The same can be done by importing the estimate function from normative.py. For example, the following code snippet will: (i) mask the nifti data specified in resp_train.nii.gz using the mask specified (which must have the same voxel size as the response variables) (ii) fit a linear normative model to each voxel, (iii) apply this to make predictions using the test covariates and (iv) compute deviation scores and error metrics by comparing against the true test response variables.

from pcntoolkit.normative import estimate

# estimate a normative model
estimate("cov_train.txt", "resp_train.nii.gz", maskfile="mask.nii.gz", \
        testresp="resp_test.nii.gz", testcov="cov_test.txt", alg="blr")

The estimate function does all these operations in a single step. In some cases it may be desirable to separate these steps. For example, if a normative model has been estimated on a large dataset, it may be desirable to save the model before applying it to a new dataset (e.g. from a a different site). For example, the following code snippet will first fit a model, then apply it to a set of dummy covariates so that the normative model can be plotted

from pcntoolkit.normative import estimate, predict

# fit a normative model, using training covariates and responses
# then apply to test dataset. Saved with file suffix '_estimate'
estimate(cov_file_tr, resp_file_tr, testresp=resp_file_te, \
        testcov=cov_file_te, alg='blr', optimizer = 'powell', \
        savemodel=True, standardize = False)

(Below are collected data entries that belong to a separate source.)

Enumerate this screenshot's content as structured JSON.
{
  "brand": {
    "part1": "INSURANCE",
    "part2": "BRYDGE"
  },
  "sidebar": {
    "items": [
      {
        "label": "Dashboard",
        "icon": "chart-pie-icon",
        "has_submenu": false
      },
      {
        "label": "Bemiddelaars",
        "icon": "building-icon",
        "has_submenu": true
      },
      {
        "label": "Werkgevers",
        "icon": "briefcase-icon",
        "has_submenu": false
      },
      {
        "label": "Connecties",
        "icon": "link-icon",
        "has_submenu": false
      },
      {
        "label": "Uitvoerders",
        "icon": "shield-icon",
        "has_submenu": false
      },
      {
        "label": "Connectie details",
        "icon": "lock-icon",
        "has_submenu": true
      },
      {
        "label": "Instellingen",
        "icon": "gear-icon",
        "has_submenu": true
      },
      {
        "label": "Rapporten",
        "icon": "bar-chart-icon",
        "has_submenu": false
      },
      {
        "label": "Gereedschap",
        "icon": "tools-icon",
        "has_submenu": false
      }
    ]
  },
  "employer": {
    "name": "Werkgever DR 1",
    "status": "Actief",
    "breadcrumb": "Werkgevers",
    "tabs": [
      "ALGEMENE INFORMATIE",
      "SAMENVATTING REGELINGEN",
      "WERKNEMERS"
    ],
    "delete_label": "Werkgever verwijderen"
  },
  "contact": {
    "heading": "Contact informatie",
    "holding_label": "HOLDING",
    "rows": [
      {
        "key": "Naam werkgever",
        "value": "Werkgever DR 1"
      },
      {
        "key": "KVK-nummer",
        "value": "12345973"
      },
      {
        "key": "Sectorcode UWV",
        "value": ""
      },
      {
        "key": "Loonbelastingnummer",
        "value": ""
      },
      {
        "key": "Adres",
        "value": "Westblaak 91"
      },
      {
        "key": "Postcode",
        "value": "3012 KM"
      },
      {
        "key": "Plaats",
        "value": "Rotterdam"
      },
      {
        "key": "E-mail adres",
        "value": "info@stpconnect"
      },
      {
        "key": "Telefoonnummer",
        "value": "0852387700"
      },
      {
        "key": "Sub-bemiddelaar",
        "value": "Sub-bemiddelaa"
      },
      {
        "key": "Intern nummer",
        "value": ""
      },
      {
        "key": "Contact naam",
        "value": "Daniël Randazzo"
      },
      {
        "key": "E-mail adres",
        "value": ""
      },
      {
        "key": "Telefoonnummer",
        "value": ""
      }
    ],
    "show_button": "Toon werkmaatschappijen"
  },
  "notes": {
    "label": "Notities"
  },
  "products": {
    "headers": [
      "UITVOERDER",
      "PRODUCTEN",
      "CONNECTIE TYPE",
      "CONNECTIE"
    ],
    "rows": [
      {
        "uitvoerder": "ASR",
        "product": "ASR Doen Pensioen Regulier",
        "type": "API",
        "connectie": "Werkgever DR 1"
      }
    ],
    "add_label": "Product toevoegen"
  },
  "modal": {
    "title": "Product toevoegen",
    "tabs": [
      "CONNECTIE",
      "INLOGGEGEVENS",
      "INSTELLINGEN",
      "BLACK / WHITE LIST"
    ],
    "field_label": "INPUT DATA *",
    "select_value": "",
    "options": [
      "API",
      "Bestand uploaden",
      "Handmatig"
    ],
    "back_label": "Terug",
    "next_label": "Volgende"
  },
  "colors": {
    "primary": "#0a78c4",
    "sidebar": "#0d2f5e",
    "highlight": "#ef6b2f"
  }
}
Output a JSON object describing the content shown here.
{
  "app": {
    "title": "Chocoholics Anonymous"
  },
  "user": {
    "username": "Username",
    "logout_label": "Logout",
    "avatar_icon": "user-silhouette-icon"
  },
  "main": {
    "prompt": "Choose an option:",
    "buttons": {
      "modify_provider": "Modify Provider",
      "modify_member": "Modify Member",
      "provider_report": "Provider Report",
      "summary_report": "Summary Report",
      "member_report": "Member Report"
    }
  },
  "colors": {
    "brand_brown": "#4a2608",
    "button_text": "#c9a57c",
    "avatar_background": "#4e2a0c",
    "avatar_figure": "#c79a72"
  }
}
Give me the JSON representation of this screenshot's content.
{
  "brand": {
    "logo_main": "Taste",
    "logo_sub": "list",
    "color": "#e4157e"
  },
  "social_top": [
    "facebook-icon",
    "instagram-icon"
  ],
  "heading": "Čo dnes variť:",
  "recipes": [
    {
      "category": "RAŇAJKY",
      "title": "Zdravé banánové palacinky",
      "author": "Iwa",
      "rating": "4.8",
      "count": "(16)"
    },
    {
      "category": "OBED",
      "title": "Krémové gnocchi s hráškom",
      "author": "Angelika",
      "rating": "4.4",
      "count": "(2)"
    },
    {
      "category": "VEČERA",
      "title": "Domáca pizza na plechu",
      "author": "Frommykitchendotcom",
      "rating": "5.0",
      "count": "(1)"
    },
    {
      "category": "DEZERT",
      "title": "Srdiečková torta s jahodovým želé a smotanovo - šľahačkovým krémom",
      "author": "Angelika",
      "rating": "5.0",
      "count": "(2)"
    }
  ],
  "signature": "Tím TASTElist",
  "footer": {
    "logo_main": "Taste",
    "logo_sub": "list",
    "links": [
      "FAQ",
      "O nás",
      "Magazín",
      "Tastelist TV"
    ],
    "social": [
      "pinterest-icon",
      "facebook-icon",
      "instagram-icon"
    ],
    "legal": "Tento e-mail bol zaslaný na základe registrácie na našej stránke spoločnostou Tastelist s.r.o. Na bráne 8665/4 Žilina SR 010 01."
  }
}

# make predictions on a set of dummy covariates (with no responses)
# Saved with file suffix '_predict'
yhat, s2 = predict(cov_file_dummy)

For further information, see the developer documentation. The same can be achieved from the command line, using te -f argument, for example, by specifying -f predict.

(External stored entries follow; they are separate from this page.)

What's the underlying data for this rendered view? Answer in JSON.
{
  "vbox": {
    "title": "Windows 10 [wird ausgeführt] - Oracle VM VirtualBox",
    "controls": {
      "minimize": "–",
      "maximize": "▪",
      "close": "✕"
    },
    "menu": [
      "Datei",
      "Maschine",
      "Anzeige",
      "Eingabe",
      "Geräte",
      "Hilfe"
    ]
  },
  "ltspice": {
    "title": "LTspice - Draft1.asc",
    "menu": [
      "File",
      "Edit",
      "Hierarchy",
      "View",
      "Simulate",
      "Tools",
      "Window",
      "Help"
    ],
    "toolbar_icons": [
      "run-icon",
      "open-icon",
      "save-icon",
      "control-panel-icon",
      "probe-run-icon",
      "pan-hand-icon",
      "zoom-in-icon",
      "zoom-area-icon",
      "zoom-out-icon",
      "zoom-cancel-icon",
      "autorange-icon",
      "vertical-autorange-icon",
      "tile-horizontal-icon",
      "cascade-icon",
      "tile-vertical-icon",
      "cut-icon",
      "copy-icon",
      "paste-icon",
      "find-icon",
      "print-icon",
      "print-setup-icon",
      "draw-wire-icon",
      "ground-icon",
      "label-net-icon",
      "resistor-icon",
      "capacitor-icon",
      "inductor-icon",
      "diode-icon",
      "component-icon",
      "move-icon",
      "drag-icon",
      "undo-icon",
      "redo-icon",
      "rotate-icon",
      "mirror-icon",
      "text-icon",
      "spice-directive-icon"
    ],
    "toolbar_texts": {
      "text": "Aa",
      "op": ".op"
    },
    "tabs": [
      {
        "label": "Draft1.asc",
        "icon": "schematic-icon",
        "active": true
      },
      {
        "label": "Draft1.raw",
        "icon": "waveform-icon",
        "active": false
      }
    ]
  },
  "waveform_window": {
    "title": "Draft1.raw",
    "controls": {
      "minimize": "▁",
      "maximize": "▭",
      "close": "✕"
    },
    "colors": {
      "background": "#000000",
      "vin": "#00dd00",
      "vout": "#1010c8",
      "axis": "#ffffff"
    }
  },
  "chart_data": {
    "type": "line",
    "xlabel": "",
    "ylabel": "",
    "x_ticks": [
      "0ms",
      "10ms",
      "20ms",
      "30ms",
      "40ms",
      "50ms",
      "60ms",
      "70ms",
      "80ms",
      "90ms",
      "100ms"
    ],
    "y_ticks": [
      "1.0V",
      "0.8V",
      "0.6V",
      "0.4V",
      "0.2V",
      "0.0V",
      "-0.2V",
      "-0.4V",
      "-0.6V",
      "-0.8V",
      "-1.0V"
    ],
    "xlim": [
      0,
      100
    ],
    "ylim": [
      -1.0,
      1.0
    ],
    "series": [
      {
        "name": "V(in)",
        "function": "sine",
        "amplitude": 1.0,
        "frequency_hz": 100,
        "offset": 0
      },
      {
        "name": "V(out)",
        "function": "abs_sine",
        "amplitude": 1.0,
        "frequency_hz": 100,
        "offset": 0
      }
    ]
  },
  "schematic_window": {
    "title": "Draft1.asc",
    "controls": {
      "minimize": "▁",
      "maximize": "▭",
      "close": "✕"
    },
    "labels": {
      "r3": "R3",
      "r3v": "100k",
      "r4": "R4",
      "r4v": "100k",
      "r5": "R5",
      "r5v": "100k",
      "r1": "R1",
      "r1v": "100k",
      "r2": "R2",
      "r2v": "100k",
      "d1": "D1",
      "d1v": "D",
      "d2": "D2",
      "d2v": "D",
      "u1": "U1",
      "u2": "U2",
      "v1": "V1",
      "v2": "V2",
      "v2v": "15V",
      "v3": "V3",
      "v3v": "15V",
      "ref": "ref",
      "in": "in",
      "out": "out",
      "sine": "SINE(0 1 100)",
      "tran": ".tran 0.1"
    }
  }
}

Paralellising estimation to speed things up

Normative model estimation is typically quite computationally expensive, especially for large datasets. This is exacerbated by high-resolution data (e.g. voxelwise data). For such cases normative model estimation can be paralellised across multiple compute nodes which can be achieved using the normative_parallel.py script. This involves splitting the response matrix into a set of batches, each of a specified size, i.e.:

../_images/nm_parallel.png

Each of these are then submitted to a cluster and reassembled once the cluster jobs have been completed. The following code snippet illustrates this procedure:

from pcntoolkit.normative_parallel import execute_nm, collect_nm, delete_nm

# General config parameters
normative_path = '/<path-to-my>/pcntoolkit/normative.py'
python_path='/<path-to-my>/bin/python'
working_dir = '/<where-results-will-be_stored>/'
log_dir = '/<where-logs-will-be_stored>/'

# cluster paramateters
job_name = 'nm_demo'   # name for the cluster job
batch_size = 10        # number of models (e.g. voxels) per batch
memory = '4gb'         # memory required
duration = '01:00:00'  # walltime
cluster = 'torque'

# fit the model. Specifying binary=True means results will be stored in .pkl format
execute_nm(working_dir, python_path, normative_path, job_name, cov_file.txt, \
        resp_file.pkl, batch_size, memory, duration, cluster_spec=cluster, \
        cv_folds=2, log_path=log_dir, binary=True)

# wait until jobs complete ...

# reassemble results
collect_nm(working_dir, job_name, collect=True, binary=True)

# remove temporary files
delete_nm(working_dir, binary=True)

At the present time, only ASCII and pickle format are supported using normative parallel. Note also that it may be necessary to customise the script to support your local cluster architecture. This can be done using fairly obvious modifications to the execute_nm() function.